What does this have to do with asking for a wine recommendation when dining at a good restaurant? Quite a bit, as I discovered in a wickedly funny book about the quest of a journalist and amateur drinker to become an elite sommelier. Distinct from waiters, sommeliers are the wine-snob professionals who come by the table at fancy restaurants to suggest this or that wine to enjoy with your meal. And I picked up the book simply because of a recommendation that it was humorous.
Bianca Bosker, a journalist who by chance learned about a competition for the world’s best sommelier, is a fantastic writer. She’s also, as she cheerfully admits, competitive, obsessive, and a type-A neurotic. In her marvelous book Cork Dork she walks us through her development from occasional wine drinker to becoming a certified sommelier. It is a fascinating quest.

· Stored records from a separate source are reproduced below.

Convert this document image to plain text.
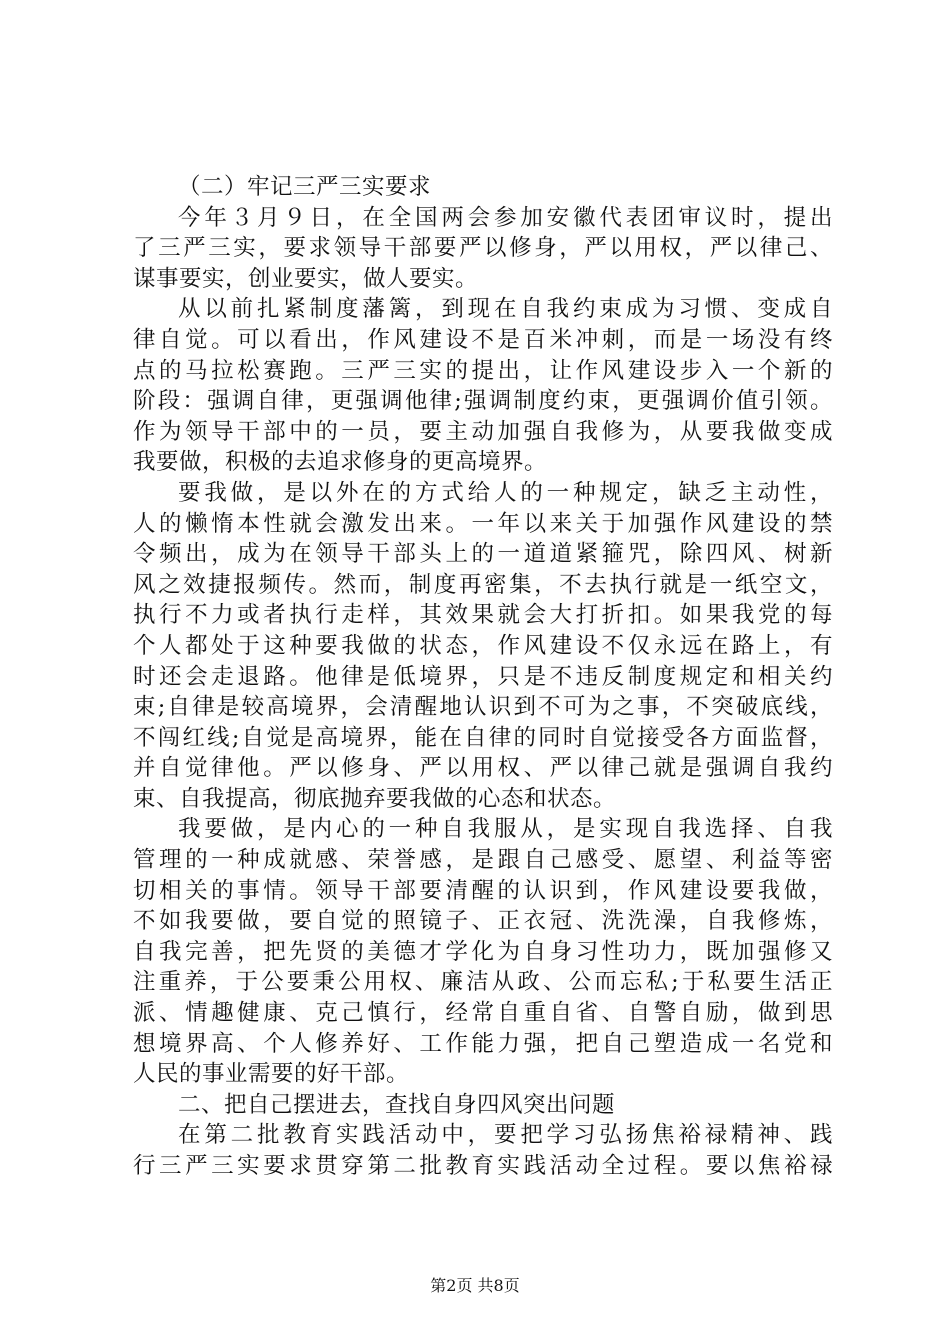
（二）牢记三严三实要求
今年３月９日，在全国两会参加安徽代表团审议时，提出
了三严三实，要求领导干部要严以修身，严以用权，严以律己、
谋事要实，创业要实，做人要实。
从以前扎紧制度藩篱，到现在自我约束成为习惯、变成自
律自觉。可以看出，作风建设不是百米冲刺，而是一场没有终
点的马拉松赛跑。三严三实的提出，让作风建设步入一个新的
阶段：强调自律，更强调他律;强调制度约束，更强调价值引领。
作为领导干部中的一员，要主动加强自我修为，从要我做变成
我要做，积极的去追求修身的更高境界。
要我做，是以外在的方式给人的一种规定，缺乏主动性，
人的懒惰本性就会激发出来。一年以来关于加强作风建设的禁
令频出，成为在领导干部头上的一道道紧箍咒，除四风、树新
风之效捷报频传。然而，制度再密集，不去执行就是一纸空文，
执行不力或者执行走样，其效果就会大打折扣。如果我党的每
个人都处于这种要我做的状态，作风建设不仅永远在路上，有
时还会走退路。他律是低境界，只是不违反制度规定和相关约
束;自律是较高境界，会清醒地认识到不可为之事，不突破底线，
不闯红线;自觉是高境界，能在自律的同时自觉接受各方面监督，
并自觉律他。严以修身、严以用权、严以律己就是强调自我约
束、自我提高，彻底抛弃要我做的心态和状态。
我要做，是内心的一种自我服从，是实现自我选择、自我
管理的一种成就感、荣誉感，是跟自己感受、愿望、利益等密
切相关的事情。领导干部要清醒的认识到，作风建设要我做，
不如我要做，要自觉的照镜子、正衣冠、洗洗澡，自我修炼，
自我完善，把先贤的美德才学化为自身习性功力，既加强修又
注重养，于公要秉公用权、廉洁从政、公而忘私;于私要生活正
派、情趣健康、克己慎行，经常自重自省、自警自励，做到思
想境界高、个人修养好、工作能力强，把自己塑造成一名党和
人民的事业需要的好干部。
二、把自己摆进去，查找自身四风突出问题
在第二批教育实践活动中，要把学习弘扬焦裕禄精神、践
行三严三实要求贯穿第二批教育实践活动全过程。要以焦裕禄
第2页 共8页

The book is a quick-witted exploration of wine, taste, and how to listen to one’s senses. Turning to experts, Bosker researches the science of taste and smell. Odor, we learn, is an extremely important part of taste. She secures a job in a restaurant, ferrying bottles of wines, learning about the field and talking with practicing sommeliers. That first spot leads to other drinking jobs, more opportunities in the wine world. She makes friends, goes to wine festivals, wine tastings, and begins to reshape her life to gain a better sense of taste. Serious sommeliers often limit what the eat and drink to sharpen their sense of taste. Soaps, perfumes, shampoos and other odoriferous parts of everyday life are curtailed or controlled. Bosker adopts the lifestyle as she drinks, tastes, drinks, tastes, and drinks some more, becoming increasingly obsessed. It is hard work and calls for time and attention. Humor, often self-deprecating, seasons her obsession as she takes us alongside her.

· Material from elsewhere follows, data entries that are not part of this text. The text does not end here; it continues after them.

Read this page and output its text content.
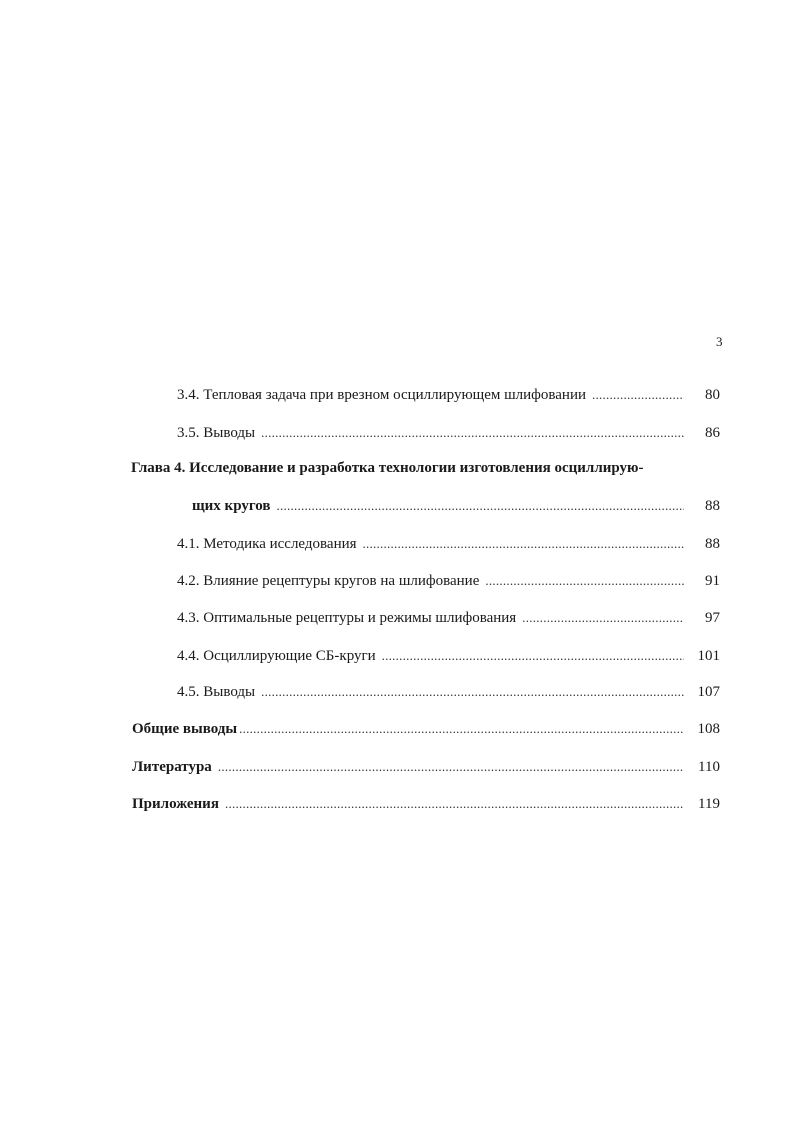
3
3.4. Тепловая задача при врезном осциллирующем шлифовании . . .	80
3.5. Выводы . . .	86
Глава 4. Исследование и разработка технологии изготовления осциллирую-
щих кругов . . .	88
4.1. Методика исследования . . .	88
4.2. Влияние рецептуры кругов на шлифование . . .	91
4.3. Оптимальные рецептуры и режимы шлифования . . .	97
4.4. Осциллирующие СБ-круги . . .	101
4.5. Выводы . . .	107
Общие выводы . . .	108
Литература . . .	110
Приложения . . .	119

Cork Dork offers more than participatory journalism and a first-person account of learning how to identify and understand wines. Bosker’s text skillfully moves between personal observation, personal experience, the direct observation of others who have expertise, and more abstract history and science. Becoming a master sommelier cannot be accomplished by practice and taste alone. There is much learning from others, in the field and on one’s own. At the very top, sommeliers study how to pour a wine, the impact of the shape of the glass, what different vineyards do with different grapes in different seasons, and much more. Our senses do not function in isolation. They are affected by many factors: environment, mood, psychology, other senses – the list is endless. That means that true expertise in taste calls for a special kind of focus, practice and deep commitment.

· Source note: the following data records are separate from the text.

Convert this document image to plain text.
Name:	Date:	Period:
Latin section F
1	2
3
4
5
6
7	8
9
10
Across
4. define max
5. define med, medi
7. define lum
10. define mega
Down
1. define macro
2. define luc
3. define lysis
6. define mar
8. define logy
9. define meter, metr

Reading Cork Dork was thoroughly enjoyable. It was only at the end of the book, as Bosker reflects on the results of her brain fMRI and her journey, that I appreciated how much of the book was truly about learning. It is a story of how one smart and committed person learns and grows. Bosker’s trajectory illustrates how learning an happen in many places and in different ways. Further, what ring true across the board, classroom and wine bar included, are the wider benefits of learning. There are unintended gifts. Deep learning can give us more than we anticipate, changing who we are. As Bosker obtained the skills of a sommelier, she noticed that she gained confidence, appreciation of beauty in unexpected places, heightened awareness of all senses – not just wine tastings – and a significantly greater sense of attention.
That’s quite a benefit.
Please join me in raising a toast to Bianca Bosker for Cork Dork – a good read with any meal and a fine story about learning.